In spite of the unease with foreigners that many attribute to the citizens of Southern Europe, countries like Spain, Italy and Greece have relatively high proportions of immigrants as part of their total populations. 12% of the Spanish population is comprised of immigrants, 8 % of Italy’s and while Greek data collection is flawed, reliable estimates put it at perhaps 10%, though it is likely that more immigrants to Greece are there in the hope of eventual transit to more prosperous economies farther north. Even assuming away a xenophobia that characterizes many of these countries, it turns out that they may not be able to continue to attract immigrants even if they wanted them.  With weak economies, immigrants are pulling up stakes and going home or moving on.

While an outflow of immigrants may in some very small measure ease the short term crush of unemployment, the situation highlights another of the ways in which the crisis has such long-term consequences.
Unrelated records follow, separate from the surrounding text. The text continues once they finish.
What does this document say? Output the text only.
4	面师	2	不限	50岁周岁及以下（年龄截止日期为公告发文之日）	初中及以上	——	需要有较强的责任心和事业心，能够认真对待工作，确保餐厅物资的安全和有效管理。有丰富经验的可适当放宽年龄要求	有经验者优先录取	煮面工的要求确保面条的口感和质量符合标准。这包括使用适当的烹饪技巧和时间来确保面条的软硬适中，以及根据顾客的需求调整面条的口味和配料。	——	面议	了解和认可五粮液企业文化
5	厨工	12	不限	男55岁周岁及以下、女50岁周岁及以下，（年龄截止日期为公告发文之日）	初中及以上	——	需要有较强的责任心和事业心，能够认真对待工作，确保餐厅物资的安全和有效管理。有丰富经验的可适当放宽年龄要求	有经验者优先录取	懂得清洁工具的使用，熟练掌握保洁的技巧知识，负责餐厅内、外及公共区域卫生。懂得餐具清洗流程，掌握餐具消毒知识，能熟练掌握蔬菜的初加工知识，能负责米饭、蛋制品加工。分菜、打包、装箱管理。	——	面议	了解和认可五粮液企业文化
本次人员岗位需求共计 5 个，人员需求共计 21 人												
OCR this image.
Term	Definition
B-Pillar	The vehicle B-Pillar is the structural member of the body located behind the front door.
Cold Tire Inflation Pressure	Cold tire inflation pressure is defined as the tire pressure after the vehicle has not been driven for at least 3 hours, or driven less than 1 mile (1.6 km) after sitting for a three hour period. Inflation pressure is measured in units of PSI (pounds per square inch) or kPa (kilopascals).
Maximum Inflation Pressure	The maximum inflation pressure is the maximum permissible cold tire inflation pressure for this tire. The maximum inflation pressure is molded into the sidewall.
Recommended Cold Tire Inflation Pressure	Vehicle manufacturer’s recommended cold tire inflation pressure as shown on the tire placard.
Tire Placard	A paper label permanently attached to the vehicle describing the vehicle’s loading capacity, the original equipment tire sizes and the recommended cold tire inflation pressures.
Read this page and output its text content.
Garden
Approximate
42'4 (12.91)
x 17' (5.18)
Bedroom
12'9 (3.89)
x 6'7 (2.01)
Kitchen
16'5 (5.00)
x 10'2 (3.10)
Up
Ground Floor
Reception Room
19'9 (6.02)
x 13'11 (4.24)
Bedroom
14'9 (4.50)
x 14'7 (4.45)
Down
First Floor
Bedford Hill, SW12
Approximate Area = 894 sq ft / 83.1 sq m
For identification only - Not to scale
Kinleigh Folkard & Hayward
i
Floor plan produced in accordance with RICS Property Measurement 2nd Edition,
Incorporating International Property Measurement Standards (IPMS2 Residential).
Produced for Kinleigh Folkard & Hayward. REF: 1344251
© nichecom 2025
Southern Europe, without the resource of a dynamic economy of say, a Hong Kong or Singapore, to attract new workers, is likely to find that its economic problems exacerbated by its demographic ones.

Wednesday, August 1, 2012

You've Got to Move

 
The collision of demography and politics in the current crisis should push EU policy makers to move quickly on some of the unfinished business of European integration. In response to my recent post on the outmigration of qualified young people from the parts of Europe undergoing the worst of the recession, Steven Hill asked why that is a bad thing - isn't that what labor mobility is supposed to mean?

Yes, in the US, at least before the housing collapse meant that many people are stuck with homes they can't sell, people in areas with high unemployment moved to places where jobs were more plentiful. And that is how labor markets should work.  In Europe, though, even beyond the difficulties imposed by factors like language and culture, there are impediments to labor mobility that need policy action.  The portability of pensions is an issue that has to be solved.

While state pensions are relatively straightforward and EU workers who retire in a different EU country than the one(s) where they were employed can apply for the accumulated pensions.  However, in the case of private supplementary pensions, which are not covered under current EU regulations, many people face the loss of significant contributions when they move across borders, which is an obvious disincentive for mobility. 

One thing we know from the crisis is that state pensions in the future will be wholly inadequate to support the elderly. Lower state revenues and aging populations will put tremendous pressure on pension systems. Dependency ratios (the proportion of the very young plus the old to the working population), already high in Europe, are expected to double by 2060 in low birthrate countries, which also in large part are the countries in the worst financial shape. This makes it imperative to put incentives into place for additional savings beyond state schemes, to ensure that retirees are able keep accumulated private funds wherever they live and to sort out how they are to be taxed.

Recently, Benoît Cœuré, a member of the Executive Board of the ECB, noted that the European Council has taken measures to increase mobility and pension portability.  With this shift in thinking, he claims, European policy makers "are acknowledging that the smooth operation of the single currency requires flexible markets for goods, services, and labour."

Still, it has been close to a decade (2005) since the Commission published its first proposal for a directive covering supplementary pensions. Little progress has been made in that time. This year, the Commission is supposed to restart work on a pensions portability directive. Although exact figures are hard to come by, it is clear that the number of young and talented Europeans leaving home to find work is exploding - last year 1.7% of the Irish population, mostly in their 20s and 30s, left and between 2001 and 2010, the percentage of Italians with college degrees who were living abroad doubled from 8.3% to 15.9%. 

These trends highlight how critical it is that the Commission move on a new directive and push member states to come to an agreement.